Il se glissa à son tour dans le lit et se blottit contre son cadet, qui ne put pas s'empêcher de ressentir une profonde familiarité quand l'odeur de Robin lui monta au nez.

« Je suis vraiment content d'être avec toi, Gilles, souffla l'archer. En fait… vraiment heureux que tu sois mon frère.

-Tu me l'as déjà dit hier, observa le jeune homme en haussant les sourcils. Mais tu sais… Eh bien, nous avons pas mal eu l'occasion de vivre ensemble, ces derniers mois, mais en fait, on ne se connaît pas.

-Je sais que tu t'emportes vite, Gilles l'Écarlate, rétorqua Robin en souriant. Je sais que tu n'as pas ta langue dans ta poche et que tu n'apprécies pas trop d'être entouré en permanence. Je sais aussi que tu es vraiment drôle et gentil quand je ne te mets pas de mauvaise humeur.

-D'accord, peut-être qu'on se connaît un peu, admit Gilles en appréciant encore plus cette proximité nouvelle. Mais pas comme… pas comme si nous étions deux frères qui se connaissaient depuis toujours.

-Et nous allons remédier à ça, ne t'inquiète pas, le rassura Robin. Nous pouvons même commencer maintenant. Après tout, au lit à huit heures du soir, nous avons le temps de parler.

-Tu ne voulais pas dormir ?

-Nous pouvons faire les deux. Douze heures, c'est long, tu sais, se moqua l'archer. »

Gilles hocha la tête et se blottit sous les couvertures pour écouter son frère lui raconter sa vie.
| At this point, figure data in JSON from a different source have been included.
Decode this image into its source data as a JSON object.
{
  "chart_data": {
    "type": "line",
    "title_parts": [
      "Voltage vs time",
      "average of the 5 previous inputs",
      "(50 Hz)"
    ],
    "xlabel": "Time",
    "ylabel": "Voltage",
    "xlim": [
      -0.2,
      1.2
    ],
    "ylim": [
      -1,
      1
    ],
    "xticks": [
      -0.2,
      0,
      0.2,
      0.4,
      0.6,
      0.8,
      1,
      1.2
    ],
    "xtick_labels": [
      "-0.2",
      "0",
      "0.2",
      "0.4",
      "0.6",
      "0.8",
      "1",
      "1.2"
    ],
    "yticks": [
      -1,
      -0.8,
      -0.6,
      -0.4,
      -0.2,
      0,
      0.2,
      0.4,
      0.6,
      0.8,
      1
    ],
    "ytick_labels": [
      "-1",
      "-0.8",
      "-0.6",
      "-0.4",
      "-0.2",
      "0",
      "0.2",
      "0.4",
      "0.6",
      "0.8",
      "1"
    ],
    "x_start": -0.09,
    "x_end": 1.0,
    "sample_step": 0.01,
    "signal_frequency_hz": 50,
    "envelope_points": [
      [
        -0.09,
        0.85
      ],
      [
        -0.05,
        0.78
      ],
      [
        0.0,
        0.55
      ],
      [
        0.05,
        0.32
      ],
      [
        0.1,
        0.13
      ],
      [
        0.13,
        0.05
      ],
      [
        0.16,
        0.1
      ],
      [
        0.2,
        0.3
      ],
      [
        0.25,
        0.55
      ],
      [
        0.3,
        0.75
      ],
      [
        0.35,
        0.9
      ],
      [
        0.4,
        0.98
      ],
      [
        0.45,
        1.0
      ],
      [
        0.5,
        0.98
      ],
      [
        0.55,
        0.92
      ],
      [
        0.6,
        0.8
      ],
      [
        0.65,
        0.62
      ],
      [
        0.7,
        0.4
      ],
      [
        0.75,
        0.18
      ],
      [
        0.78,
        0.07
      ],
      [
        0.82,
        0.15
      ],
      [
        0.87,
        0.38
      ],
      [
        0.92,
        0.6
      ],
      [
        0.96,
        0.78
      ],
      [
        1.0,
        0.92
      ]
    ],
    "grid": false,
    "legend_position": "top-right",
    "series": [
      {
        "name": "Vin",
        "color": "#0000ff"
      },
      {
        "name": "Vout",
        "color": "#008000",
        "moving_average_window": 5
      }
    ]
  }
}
Comme la chambre était petite, le feu réchauffa rapidement les vieilles pierres et le jeune homme n'eut bientôt plus besoin de se coller à Robin pour avoir chaud. Mais il le fit quand même, car plus ils se confiaient des choses l'un à l'autre, plus il se sentait proche de son frère. Et c'était étrangement facile de faire confiance à l'archer sur sa vie, sur les choix qu'il avait faits, pas toujours très bons, et sur les épreuves qu'il avait traversées. Et il sentait que, de son côté, Robin ressentait la même chose.

À la fin, les deux frères ne s'endormirent pas avant une heure du matin, blottis dans les bras l'un de l'autre, et l'esprit enfin plus léger. Sûrs qu'ils pourraient tout affronter, ensemble.